Fast farthest-first traversal

There are a lot of ways of ordering points so that nearby points are likely to be nearby in the ordering; space-filling curves are one good example. But what if you want nearby points to be far apart in the ordering? In this case, a good choice is the farthest-first traversal (also known as greedy permutation), the subject of my latest preprint (with Sariel Har-Peled and Tasos Sidiropoulos, arXiv:1507.01555). This is an ordering of the given points determined by a greedy algorithm, in which each successive point is chosen to be as far as possible from all previously-chosen points.

As far as I can tell, this permutation was first introduced as the ordering used for the "farthest insertion" heuristic for the traveling salesman problem, by Rosenkrantz, Stearns, and Lewis (SICOMP 1977), but it is better known from the work of Gonzalez on clustering (TCS 1985). One nice property of this permutation is that every prefix of it gives a well-spaced sample of the whole point set. So, as Gonzales showed, taking the first \( k \) points of this permutation as cluster centers, and assigning all remaining points to the nearest center, gives a good approximation to the \( k \)-center problem of partitioning the points into \( k \) clusters while minimizing the maximum cluster radius. You can compute the permutation only once, and then use the same permutation for clusterings with different numbers of clusterings, rather than having to recompute the whole clustering when \( k \) changes.

But the same properties are useful for many other problems, and have caused this same ordering to have been re-used and re-discovered for many other applications. The introduction of the preprint surveys a few of these, including choosing a small number of representative colors from the colors used by a given bitmap image in order to quantize the image (say when compressing down from png-16 to png-8); choosing a small number of representative points from the free space of a robot in order to build a compact road map for the free space; and selecting a well-spaced subset of points in the plane at a variable range of densities to use for dithering different grayscale levels into black-and-white dot patterns.
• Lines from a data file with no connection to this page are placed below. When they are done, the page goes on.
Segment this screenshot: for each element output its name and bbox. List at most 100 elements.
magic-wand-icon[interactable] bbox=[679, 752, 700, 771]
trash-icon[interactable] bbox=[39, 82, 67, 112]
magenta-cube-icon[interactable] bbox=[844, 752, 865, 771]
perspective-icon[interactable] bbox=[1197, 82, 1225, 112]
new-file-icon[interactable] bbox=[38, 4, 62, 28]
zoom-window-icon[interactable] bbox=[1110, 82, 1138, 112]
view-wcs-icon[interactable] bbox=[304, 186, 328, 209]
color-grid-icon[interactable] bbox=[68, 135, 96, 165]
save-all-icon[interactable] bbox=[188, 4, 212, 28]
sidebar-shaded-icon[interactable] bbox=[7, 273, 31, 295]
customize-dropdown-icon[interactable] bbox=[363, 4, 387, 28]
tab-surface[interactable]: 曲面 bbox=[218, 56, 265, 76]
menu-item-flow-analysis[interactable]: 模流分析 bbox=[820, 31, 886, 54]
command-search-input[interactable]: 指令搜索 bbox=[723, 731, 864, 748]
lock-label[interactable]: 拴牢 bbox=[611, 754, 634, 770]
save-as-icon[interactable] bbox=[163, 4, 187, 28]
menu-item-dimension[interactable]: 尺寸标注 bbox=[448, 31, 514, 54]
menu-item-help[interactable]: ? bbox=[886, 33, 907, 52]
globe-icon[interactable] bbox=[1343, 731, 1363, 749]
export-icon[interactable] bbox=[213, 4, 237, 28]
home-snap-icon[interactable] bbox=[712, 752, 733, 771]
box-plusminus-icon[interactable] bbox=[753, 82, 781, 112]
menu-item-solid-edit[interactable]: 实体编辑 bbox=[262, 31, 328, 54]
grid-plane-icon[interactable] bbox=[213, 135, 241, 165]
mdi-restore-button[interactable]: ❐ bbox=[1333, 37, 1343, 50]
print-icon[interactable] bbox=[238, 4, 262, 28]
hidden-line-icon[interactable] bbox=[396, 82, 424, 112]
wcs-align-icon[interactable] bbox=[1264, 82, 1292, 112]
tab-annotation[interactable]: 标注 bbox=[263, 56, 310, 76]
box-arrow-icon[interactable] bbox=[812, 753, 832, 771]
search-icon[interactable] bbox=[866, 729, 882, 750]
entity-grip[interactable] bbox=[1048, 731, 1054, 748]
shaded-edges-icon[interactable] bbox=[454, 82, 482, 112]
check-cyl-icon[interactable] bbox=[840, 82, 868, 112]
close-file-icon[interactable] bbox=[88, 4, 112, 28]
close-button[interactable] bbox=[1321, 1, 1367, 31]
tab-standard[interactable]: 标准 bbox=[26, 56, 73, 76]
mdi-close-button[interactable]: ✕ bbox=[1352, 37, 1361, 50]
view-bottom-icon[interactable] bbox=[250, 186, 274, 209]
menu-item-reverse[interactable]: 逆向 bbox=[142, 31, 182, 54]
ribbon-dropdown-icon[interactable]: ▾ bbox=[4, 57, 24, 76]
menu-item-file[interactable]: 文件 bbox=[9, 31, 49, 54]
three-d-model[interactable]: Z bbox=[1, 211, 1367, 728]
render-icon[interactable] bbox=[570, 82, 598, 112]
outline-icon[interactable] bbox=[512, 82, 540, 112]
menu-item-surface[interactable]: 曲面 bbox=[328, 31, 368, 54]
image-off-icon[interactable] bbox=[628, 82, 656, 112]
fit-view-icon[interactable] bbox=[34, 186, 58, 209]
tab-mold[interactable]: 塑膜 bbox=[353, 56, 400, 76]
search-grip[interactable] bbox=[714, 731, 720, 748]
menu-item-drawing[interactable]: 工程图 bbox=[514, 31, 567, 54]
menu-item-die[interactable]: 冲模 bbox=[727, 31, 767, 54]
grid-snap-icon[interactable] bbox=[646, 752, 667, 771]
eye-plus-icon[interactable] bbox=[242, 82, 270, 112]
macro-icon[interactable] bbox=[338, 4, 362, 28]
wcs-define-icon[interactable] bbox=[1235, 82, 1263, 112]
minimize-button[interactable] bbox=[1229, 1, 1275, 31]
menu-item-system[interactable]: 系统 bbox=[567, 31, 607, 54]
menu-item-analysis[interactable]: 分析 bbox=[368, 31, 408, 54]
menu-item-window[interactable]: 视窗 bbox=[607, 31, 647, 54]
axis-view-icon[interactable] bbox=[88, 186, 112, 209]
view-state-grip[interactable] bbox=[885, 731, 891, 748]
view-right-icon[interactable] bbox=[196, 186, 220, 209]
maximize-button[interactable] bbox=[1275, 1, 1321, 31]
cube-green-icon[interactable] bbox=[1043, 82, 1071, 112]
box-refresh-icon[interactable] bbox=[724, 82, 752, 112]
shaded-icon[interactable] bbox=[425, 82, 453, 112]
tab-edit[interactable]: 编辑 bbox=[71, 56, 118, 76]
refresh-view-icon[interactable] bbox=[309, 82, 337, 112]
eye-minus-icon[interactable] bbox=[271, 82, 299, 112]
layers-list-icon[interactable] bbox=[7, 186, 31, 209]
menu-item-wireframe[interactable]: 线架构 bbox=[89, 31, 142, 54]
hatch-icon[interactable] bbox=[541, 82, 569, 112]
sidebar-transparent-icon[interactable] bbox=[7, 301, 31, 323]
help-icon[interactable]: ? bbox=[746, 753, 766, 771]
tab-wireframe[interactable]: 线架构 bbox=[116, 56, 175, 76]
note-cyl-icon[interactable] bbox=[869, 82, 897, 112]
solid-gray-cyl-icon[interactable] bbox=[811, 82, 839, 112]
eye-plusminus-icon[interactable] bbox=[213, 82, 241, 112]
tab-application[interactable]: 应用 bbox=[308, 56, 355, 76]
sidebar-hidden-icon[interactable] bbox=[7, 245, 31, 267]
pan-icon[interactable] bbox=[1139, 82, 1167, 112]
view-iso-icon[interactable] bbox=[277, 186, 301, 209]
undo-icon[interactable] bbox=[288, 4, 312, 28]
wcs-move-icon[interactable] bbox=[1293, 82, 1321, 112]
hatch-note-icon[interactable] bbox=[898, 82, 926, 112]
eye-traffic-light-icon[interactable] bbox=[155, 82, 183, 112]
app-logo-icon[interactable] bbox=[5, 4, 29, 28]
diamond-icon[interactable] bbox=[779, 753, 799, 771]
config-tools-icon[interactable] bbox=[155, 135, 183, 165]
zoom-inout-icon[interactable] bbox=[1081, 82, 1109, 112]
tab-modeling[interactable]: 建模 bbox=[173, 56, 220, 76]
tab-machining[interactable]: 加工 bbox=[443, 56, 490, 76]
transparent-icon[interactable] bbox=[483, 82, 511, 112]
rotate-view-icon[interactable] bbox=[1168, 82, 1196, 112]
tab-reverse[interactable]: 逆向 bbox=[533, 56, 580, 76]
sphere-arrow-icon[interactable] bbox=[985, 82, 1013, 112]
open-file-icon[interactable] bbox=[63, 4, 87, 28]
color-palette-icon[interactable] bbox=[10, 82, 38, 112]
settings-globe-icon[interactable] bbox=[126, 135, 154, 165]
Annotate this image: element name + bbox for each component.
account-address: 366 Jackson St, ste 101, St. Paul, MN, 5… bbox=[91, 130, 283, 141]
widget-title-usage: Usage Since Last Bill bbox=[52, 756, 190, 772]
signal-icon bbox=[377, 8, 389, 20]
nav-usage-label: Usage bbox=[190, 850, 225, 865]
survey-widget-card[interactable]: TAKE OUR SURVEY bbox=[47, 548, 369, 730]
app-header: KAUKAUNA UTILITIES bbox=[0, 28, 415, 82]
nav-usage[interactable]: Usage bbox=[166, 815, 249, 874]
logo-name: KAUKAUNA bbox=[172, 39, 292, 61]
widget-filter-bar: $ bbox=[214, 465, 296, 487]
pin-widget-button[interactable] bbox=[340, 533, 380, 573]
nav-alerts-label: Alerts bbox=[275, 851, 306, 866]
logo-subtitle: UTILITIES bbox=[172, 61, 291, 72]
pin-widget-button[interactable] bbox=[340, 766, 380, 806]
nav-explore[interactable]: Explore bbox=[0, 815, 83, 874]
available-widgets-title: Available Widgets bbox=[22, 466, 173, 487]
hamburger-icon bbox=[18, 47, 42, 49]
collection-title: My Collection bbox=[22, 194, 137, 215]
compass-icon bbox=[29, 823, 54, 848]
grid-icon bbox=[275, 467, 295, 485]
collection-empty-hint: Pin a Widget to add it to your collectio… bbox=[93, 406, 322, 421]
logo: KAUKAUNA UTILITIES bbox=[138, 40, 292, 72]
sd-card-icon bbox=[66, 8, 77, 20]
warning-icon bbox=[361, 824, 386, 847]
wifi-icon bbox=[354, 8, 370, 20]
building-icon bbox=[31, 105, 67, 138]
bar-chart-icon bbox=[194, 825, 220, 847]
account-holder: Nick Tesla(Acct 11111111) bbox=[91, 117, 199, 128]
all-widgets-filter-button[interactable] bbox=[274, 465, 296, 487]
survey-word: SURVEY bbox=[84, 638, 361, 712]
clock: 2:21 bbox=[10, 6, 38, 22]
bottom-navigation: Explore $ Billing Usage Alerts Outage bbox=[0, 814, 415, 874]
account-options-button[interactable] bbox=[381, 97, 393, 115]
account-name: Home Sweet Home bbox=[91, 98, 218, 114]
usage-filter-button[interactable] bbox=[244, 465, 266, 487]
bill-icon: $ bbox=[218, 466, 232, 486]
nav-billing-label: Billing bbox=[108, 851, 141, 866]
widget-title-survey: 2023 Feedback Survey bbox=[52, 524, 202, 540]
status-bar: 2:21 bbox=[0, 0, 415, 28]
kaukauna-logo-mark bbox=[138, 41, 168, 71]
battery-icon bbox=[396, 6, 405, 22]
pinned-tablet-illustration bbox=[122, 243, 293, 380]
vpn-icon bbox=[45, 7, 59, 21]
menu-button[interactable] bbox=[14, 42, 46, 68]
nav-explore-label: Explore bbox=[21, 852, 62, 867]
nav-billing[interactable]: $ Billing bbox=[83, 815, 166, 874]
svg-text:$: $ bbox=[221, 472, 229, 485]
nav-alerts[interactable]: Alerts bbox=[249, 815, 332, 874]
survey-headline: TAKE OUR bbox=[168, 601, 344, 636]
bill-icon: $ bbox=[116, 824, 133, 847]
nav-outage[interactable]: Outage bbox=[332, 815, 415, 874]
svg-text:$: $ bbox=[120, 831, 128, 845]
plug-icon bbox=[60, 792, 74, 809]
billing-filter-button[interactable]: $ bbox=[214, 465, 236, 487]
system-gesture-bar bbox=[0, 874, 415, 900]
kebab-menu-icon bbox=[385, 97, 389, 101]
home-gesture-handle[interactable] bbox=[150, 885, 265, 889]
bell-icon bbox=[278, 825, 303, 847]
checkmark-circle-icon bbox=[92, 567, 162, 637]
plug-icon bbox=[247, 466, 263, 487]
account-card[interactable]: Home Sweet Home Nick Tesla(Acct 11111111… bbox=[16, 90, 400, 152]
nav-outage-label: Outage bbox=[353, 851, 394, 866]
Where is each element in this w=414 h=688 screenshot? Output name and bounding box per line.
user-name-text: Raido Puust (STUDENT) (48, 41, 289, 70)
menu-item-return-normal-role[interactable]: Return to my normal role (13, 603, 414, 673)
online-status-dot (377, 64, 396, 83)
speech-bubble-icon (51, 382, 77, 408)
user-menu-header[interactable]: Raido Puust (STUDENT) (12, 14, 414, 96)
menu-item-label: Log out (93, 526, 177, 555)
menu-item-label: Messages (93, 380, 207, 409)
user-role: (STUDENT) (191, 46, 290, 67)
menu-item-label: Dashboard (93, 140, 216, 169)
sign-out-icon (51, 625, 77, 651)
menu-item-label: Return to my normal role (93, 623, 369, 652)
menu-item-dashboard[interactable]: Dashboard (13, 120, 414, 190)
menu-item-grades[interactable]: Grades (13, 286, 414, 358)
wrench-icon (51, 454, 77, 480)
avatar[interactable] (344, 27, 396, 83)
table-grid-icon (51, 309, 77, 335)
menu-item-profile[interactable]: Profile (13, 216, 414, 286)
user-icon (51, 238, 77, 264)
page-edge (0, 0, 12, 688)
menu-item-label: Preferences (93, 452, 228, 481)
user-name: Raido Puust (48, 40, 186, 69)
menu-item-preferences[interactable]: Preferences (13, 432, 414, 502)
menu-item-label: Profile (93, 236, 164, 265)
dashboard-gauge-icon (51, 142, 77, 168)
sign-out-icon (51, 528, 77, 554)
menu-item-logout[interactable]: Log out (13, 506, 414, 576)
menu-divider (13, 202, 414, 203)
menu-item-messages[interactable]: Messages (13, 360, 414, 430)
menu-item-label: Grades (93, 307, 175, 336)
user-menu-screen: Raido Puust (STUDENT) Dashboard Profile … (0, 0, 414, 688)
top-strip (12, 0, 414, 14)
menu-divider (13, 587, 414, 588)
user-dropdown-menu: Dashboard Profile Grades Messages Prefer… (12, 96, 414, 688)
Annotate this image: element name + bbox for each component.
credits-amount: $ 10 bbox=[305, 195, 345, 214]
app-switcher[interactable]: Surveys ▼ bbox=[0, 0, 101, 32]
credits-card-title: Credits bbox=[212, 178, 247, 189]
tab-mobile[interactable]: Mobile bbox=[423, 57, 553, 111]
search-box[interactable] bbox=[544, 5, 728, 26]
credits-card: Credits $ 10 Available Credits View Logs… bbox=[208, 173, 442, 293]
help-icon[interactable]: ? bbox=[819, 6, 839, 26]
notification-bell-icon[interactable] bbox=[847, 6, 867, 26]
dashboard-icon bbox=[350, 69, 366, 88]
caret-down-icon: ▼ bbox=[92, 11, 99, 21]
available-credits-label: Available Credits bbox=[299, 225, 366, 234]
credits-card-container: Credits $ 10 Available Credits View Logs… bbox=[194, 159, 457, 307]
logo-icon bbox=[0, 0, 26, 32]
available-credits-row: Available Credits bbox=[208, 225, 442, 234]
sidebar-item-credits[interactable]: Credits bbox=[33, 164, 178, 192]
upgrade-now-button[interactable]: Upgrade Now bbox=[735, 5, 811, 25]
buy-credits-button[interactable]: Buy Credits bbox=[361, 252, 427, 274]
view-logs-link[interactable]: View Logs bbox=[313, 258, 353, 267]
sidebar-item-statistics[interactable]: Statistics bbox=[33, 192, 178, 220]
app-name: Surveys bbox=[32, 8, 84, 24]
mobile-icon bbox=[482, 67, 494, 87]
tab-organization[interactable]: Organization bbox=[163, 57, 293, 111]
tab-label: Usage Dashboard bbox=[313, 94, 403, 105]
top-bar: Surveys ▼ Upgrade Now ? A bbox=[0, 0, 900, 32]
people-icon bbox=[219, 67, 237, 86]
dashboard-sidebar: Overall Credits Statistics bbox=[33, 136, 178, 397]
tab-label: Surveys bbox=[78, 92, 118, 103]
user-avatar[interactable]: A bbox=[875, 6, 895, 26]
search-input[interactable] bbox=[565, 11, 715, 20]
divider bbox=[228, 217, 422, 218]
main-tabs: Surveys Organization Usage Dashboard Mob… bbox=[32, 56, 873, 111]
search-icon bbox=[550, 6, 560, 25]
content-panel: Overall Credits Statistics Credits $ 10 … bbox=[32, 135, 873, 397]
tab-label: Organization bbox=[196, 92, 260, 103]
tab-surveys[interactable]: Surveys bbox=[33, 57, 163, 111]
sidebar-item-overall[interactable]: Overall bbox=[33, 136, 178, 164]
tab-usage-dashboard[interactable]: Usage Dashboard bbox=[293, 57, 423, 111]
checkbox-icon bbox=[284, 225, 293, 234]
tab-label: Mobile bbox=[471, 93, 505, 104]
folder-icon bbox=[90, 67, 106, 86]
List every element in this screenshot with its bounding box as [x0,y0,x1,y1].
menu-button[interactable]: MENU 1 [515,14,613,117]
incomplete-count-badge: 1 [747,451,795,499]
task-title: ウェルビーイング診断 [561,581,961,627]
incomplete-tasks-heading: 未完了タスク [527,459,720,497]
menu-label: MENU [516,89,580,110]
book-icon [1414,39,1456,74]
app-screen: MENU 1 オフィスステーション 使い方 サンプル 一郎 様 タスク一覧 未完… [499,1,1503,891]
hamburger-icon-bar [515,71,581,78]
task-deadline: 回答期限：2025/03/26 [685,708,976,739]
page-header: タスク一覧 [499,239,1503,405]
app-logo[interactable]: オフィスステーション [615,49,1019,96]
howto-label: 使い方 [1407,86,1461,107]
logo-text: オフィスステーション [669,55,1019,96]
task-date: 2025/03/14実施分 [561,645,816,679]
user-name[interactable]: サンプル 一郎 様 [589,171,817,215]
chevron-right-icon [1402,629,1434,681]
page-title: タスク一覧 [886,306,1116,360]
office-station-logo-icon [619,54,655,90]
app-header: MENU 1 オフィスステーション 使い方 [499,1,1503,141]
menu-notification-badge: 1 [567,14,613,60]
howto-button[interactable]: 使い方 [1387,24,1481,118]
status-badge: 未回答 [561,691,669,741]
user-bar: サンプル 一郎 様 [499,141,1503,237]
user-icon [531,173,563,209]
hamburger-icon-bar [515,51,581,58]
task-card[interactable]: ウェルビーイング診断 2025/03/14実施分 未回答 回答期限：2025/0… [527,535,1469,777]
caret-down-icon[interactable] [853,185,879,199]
Our paper follows up a previous work by Sariel and M. Mendel (SICCOMP 2006) which defines an approximate version of the farthest-point traversal. Instead of choosing each point to be as far as possible from the set of previous points, we relax this constraint and allow points that are within a \( (1+\epsilon) \) factor of the farthest possible distance from the set of previous points. The farthest-point traversal can be computed in quadratic time, but Har-Peled and Mendel showed that for low-dimensional Euclidean spaces (or other spaces with similar properties) a near-linear time approximation is possible. The new contribution of our preprint is to show a similar near-linear time bound for metric spaces defined by the distances in sparse graphs, based on a randomized-incremental version of Dijkstra's algorithm. We also use locality-sensitive hashing techniques to find approximate greedy permutations in high-diensional Euclidean spaces in subquadratic time, and range-searching data structures to find exact greedy permutations in low-treewidth graphs in subquadratic time.

The tongue-twister title of this post was one that we had used for an earlier draft of the paper, but my co-authors made me take it out. Boo!